Performance and battery life
While Toshiba promises 12 hours of use, we weren't able to eke out such heady figures. In our battery rundown, looped video, at 50 percent brightness with WiFi on, the tablet scraped in at just under six and a half hours. More typical use didn't inspire much confidence either. We found ourselves regularly plugging in for a top-up later in the day. Perhaps in slimming down to this 0.3-inch frame, the device has generated some power management inefficiencies, or more simply; the battery is simply too small.
On paper, the tablet flits between beating and getting beaten by rival models. However, this doesn't tell the full story: the dual-core tablet seemed heavily taxed when we used the camera app, more intensive gaming apps and media playback. While browser performance was respectable, there was often tiling on the web browser and attempting to stream media would often kick us out to the home screen or take a fair bit of time getting to the point where we could watch it.
Yep, we're still on Honeycomb. Anyone that's used its replacement, Ice Cream Sandwich, knows that it manages to solve and improve on so much of what went wrong with earlier versions of Android. Toshiba's given us version 3.2 here and it's largely what you'd expect from the now outdated tablet version. At least it's the same undiluted stock Honeycomb experience that Google gifted to the Motorola Xoom, aside from a handful of inconsequential apps that were soon sidestepped. The stock Android keyboard is here, as is Swype, which is thoughtfully thrown in gratis. We had no qualms installing our own favorite keyboard once we started using the tablet and as with most 10.1-inch devices, one with a split keyboard worked the best.
Toshiba's given us Android 3.2 here and it's largely what you'd expect from the now outdated tablet version. At least it's an undiluted stock Honeycomb experience.
The user experience is responsive, although as mentioned in the performance section, throw in something a little more complicated than lightweight apps and email and you begin to see the cracks -- typically longer load times and repeated kicks back to the home screen, There's also some larger problems circulating inside this troubled tablet. Trying to get our sample videos and photos out from the AT200 proved to be very difficult, with files seemingly corrupting irrespective of whether we shared through Dropbox or uploaded to our own Google Plus account. We were unable to detect the tablet connecting through the micro-USB port. On the software side, Android's dedicated tablet apps are not exactly bursting out of Google Play and the average quality remain noticeably lower than its Cupertino equivalent.

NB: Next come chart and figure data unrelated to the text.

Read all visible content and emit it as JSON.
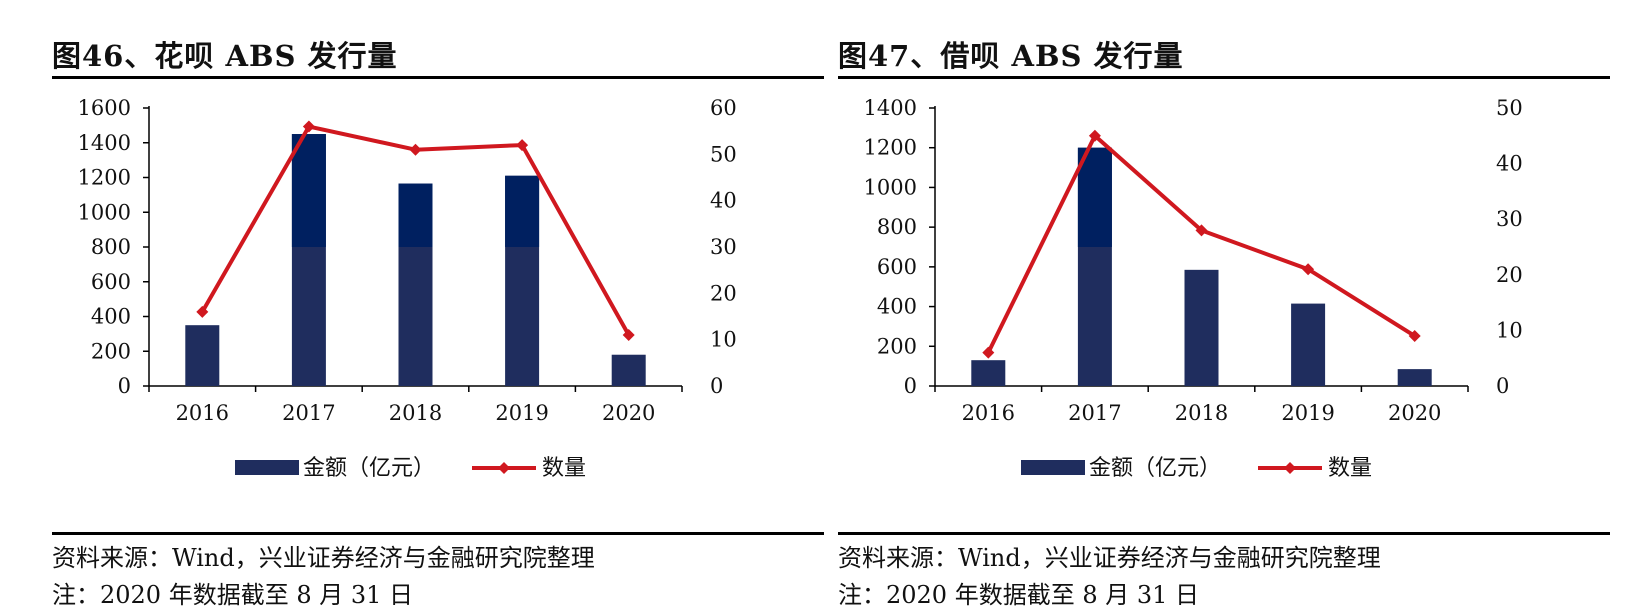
{
  "colors": {
    "bar": "#1f2d5e",
    "bar_top": "#002060",
    "line": "#d0181f",
    "axis": "#000000"
  },
  "charts": [
    {
      "title": "图46、花呗 ABS 发行量",
      "source": "资料来源：Wind，兴业证券经济与金融研究院整理",
      "note": "注：2020 年数据截至 8 月 31 日",
      "legend": {
        "bar": "金额（亿元）",
        "line": "数量"
      }
    },
    {
      "title": "图47、借呗 ABS 发行量",
      "source": "资料来源：Wind，兴业证券经济与金融研究院整理",
      "note": "注：2020 年数据截至 8 月 31 日",
      "legend": {
        "bar": "金额（亿元）",
        "line": "数量"
      }
    }
  ],
  "chart_data": [
    {
      "type": "bar+line",
      "title": "图46、花呗 ABS 发行量",
      "categories": [
        "2016",
        "2017",
        "2018",
        "2019",
        "2020"
      ],
      "series": [
        {
          "name": "金额（亿元）",
          "type": "bar",
          "axis": "left",
          "values": [
            350,
            1450,
            1165,
            1210,
            180
          ]
        },
        {
          "name": "数量",
          "type": "line",
          "axis": "right",
          "values": [
            16,
            56,
            51,
            52,
            11
          ]
        }
      ],
      "y_left": {
        "min": 0,
        "max": 1600,
        "ticks": [
          "0",
          "200",
          "400",
          "600",
          "800",
          "1000",
          "1200",
          "1400",
          "1600"
        ]
      },
      "y_right": {
        "min": 0,
        "max": 60,
        "ticks": [
          "0",
          "10",
          "20",
          "30",
          "40",
          "50",
          "60"
        ]
      },
      "legend_position": "bottom"
    },
    {
      "type": "bar+line",
      "title": "图47、借呗 ABS 发行量",
      "categories": [
        "2016",
        "2017",
        "2018",
        "2019",
        "2020"
      ],
      "series": [
        {
          "name": "金额（亿元）",
          "type": "bar",
          "axis": "left",
          "values": [
            130,
            1200,
            585,
            415,
            85
          ]
        },
        {
          "name": "数量",
          "type": "line",
          "axis": "right",
          "values": [
            6,
            45,
            28,
            21,
            9
          ]
        }
      ],
      "y_left": {
        "min": 0,
        "max": 1400,
        "ticks": [
          "0",
          "200",
          "400",
          "600",
          "800",
          "1000",
          "1200",
          "1400"
        ]
      },
      "y_right": {
        "min": 0,
        "max": 50,
        "ticks": [
          "0",
          "10",
          "20",
          "30",
          "40",
          "50"
        ]
      },
      "legend_position": "bottom"
    }
  ]
}
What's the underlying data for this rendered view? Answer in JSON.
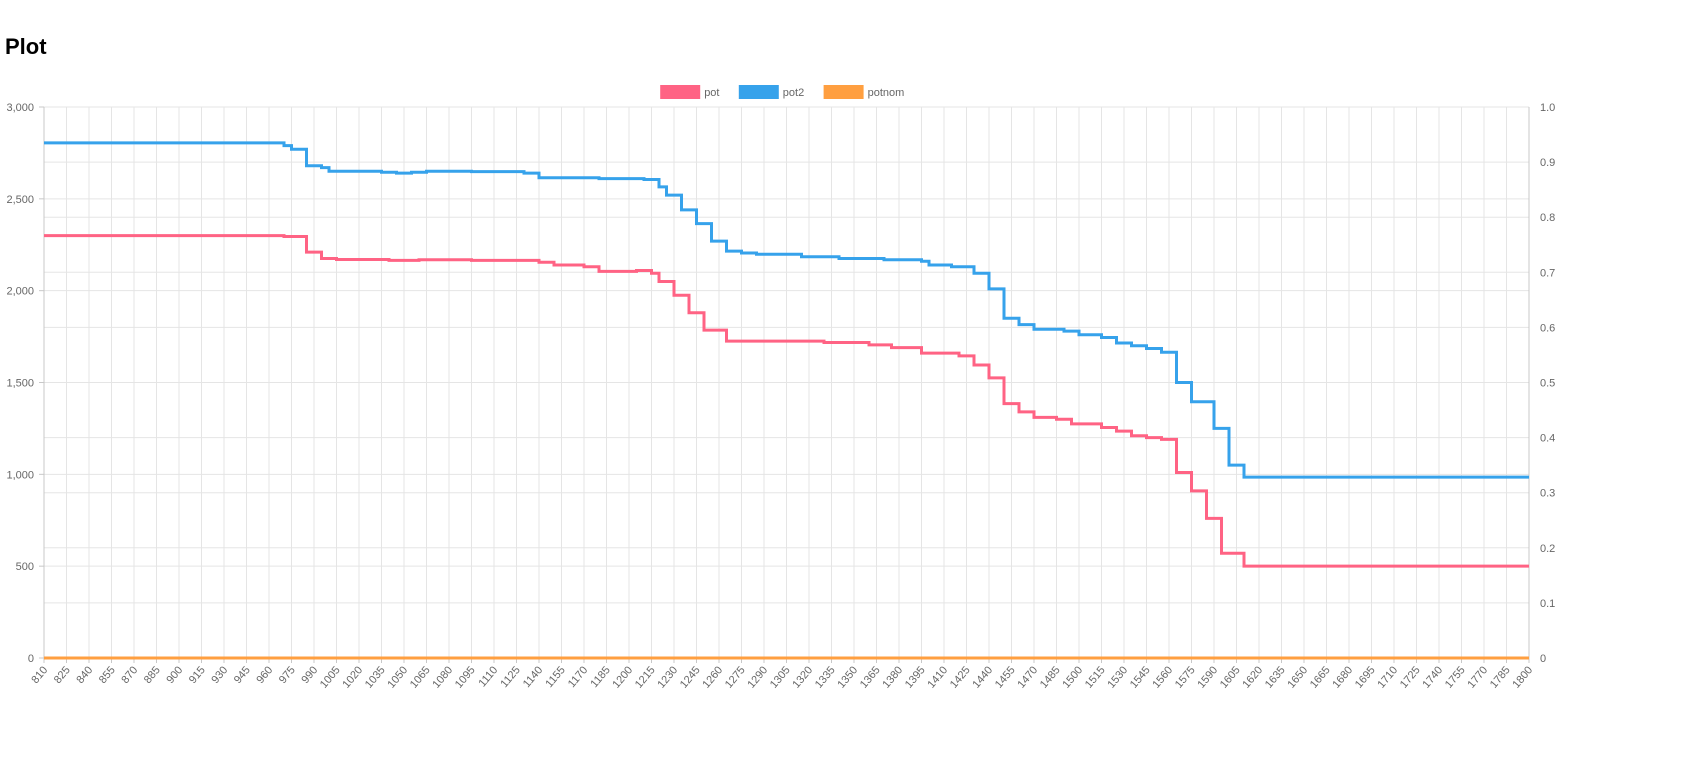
{
  "page": {
    "title": "Plot"
  },
  "chart_data": {
    "type": "line",
    "stepped": true,
    "title": "",
    "xlabel": "",
    "ylabel": "",
    "xlim": [
      810,
      1800
    ],
    "ylim_left": [
      0,
      3000
    ],
    "ylim_right": [
      0,
      1.0
    ],
    "left_ticks": [
      "0",
      "500",
      "1,000",
      "1,500",
      "2,000",
      "2,500",
      "3,000"
    ],
    "left_tick_values": [
      0,
      500,
      1000,
      1500,
      2000,
      2500,
      3000
    ],
    "right_ticks": [
      "0",
      "0.1",
      "0.2",
      "0.3",
      "0.4",
      "0.5",
      "0.6",
      "0.7",
      "0.8",
      "0.9",
      "1.0"
    ],
    "right_tick_values": [
      0,
      0.1,
      0.2,
      0.3,
      0.4,
      0.5,
      0.6,
      0.7,
      0.8,
      0.9,
      1.0
    ],
    "x_ticks": [
      810,
      825,
      840,
      855,
      870,
      885,
      900,
      915,
      930,
      945,
      960,
      975,
      990,
      1005,
      1020,
      1035,
      1050,
      1065,
      1080,
      1095,
      1110,
      1125,
      1140,
      1155,
      1170,
      1185,
      1200,
      1215,
      1230,
      1245,
      1260,
      1275,
      1290,
      1305,
      1320,
      1335,
      1350,
      1365,
      1380,
      1395,
      1410,
      1425,
      1440,
      1455,
      1470,
      1485,
      1500,
      1515,
      1530,
      1545,
      1560,
      1575,
      1590,
      1605,
      1620,
      1635,
      1650,
      1665,
      1680,
      1695,
      1710,
      1725,
      1740,
      1755,
      1770,
      1785,
      1800
    ],
    "grid": true,
    "legend_position": "top",
    "series": [
      {
        "name": "pot",
        "color": "#ff6384",
        "axis": "left",
        "points": [
          [
            810,
            2300
          ],
          [
            965,
            2300
          ],
          [
            970,
            2295
          ],
          [
            985,
            2210
          ],
          [
            995,
            2175
          ],
          [
            1005,
            2170
          ],
          [
            1040,
            2165
          ],
          [
            1060,
            2168
          ],
          [
            1095,
            2165
          ],
          [
            1140,
            2155
          ],
          [
            1150,
            2140
          ],
          [
            1170,
            2130
          ],
          [
            1180,
            2105
          ],
          [
            1205,
            2110
          ],
          [
            1215,
            2095
          ],
          [
            1220,
            2050
          ],
          [
            1230,
            1975
          ],
          [
            1240,
            1880
          ],
          [
            1250,
            1785
          ],
          [
            1265,
            1725
          ],
          [
            1330,
            1718
          ],
          [
            1360,
            1705
          ],
          [
            1375,
            1690
          ],
          [
            1395,
            1660
          ],
          [
            1420,
            1645
          ],
          [
            1430,
            1595
          ],
          [
            1440,
            1525
          ],
          [
            1450,
            1385
          ],
          [
            1460,
            1340
          ],
          [
            1470,
            1310
          ],
          [
            1485,
            1300
          ],
          [
            1495,
            1275
          ],
          [
            1515,
            1255
          ],
          [
            1525,
            1235
          ],
          [
            1535,
            1210
          ],
          [
            1545,
            1200
          ],
          [
            1555,
            1190
          ],
          [
            1565,
            1010
          ],
          [
            1575,
            910
          ],
          [
            1585,
            760
          ],
          [
            1595,
            570
          ],
          [
            1610,
            500
          ],
          [
            1800,
            500
          ]
        ]
      },
      {
        "name": "pot2",
        "color": "#36a2eb",
        "axis": "left",
        "points": [
          [
            810,
            2805
          ],
          [
            965,
            2805
          ],
          [
            970,
            2790
          ],
          [
            975,
            2770
          ],
          [
            985,
            2680
          ],
          [
            995,
            2670
          ],
          [
            1000,
            2650
          ],
          [
            1035,
            2645
          ],
          [
            1045,
            2640
          ],
          [
            1055,
            2645
          ],
          [
            1065,
            2650
          ],
          [
            1095,
            2648
          ],
          [
            1130,
            2640
          ],
          [
            1140,
            2615
          ],
          [
            1180,
            2610
          ],
          [
            1210,
            2605
          ],
          [
            1220,
            2565
          ],
          [
            1225,
            2520
          ],
          [
            1235,
            2440
          ],
          [
            1245,
            2365
          ],
          [
            1255,
            2270
          ],
          [
            1265,
            2215
          ],
          [
            1275,
            2205
          ],
          [
            1285,
            2198
          ],
          [
            1315,
            2185
          ],
          [
            1340,
            2175
          ],
          [
            1370,
            2168
          ],
          [
            1395,
            2160
          ],
          [
            1400,
            2140
          ],
          [
            1415,
            2130
          ],
          [
            1430,
            2095
          ],
          [
            1440,
            2010
          ],
          [
            1450,
            1850
          ],
          [
            1460,
            1815
          ],
          [
            1470,
            1790
          ],
          [
            1490,
            1780
          ],
          [
            1500,
            1760
          ],
          [
            1515,
            1745
          ],
          [
            1525,
            1715
          ],
          [
            1535,
            1700
          ],
          [
            1545,
            1685
          ],
          [
            1555,
            1665
          ],
          [
            1565,
            1500
          ],
          [
            1575,
            1395
          ],
          [
            1590,
            1250
          ],
          [
            1600,
            1050
          ],
          [
            1610,
            985
          ],
          [
            1800,
            985
          ]
        ]
      },
      {
        "name": "potnom",
        "color": "#ff9f40",
        "axis": "left",
        "points": [
          [
            810,
            0
          ],
          [
            1800,
            0
          ]
        ]
      }
    ]
  }
}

The AT200 is a beautiful tablet. With some great build materials and almost unbelievable lightness in the hand, it embarrasses Toshiba's previous attempts at Android tablets. However, it feels unfinished. Those rough edges, the uneven spacing along the seam -- it all adds to a growing dissatisfaction with this final retail model. This is exacerbated by last year's tablet software, especially when (much cheaper) tablets are arriving with Ice Cream Sandwich right out of the box. Toshiba's severely misguided pricing not only puts it above the market-leading tablet -- which very recently undertook a substantial hardware refresh -- but also above technically superior Android rivals, like the quad-core, higher resolution Transformer Prime. Are you willing to pay $30 more for a lesser product with some performance issues? No matter how good it looks, we're not.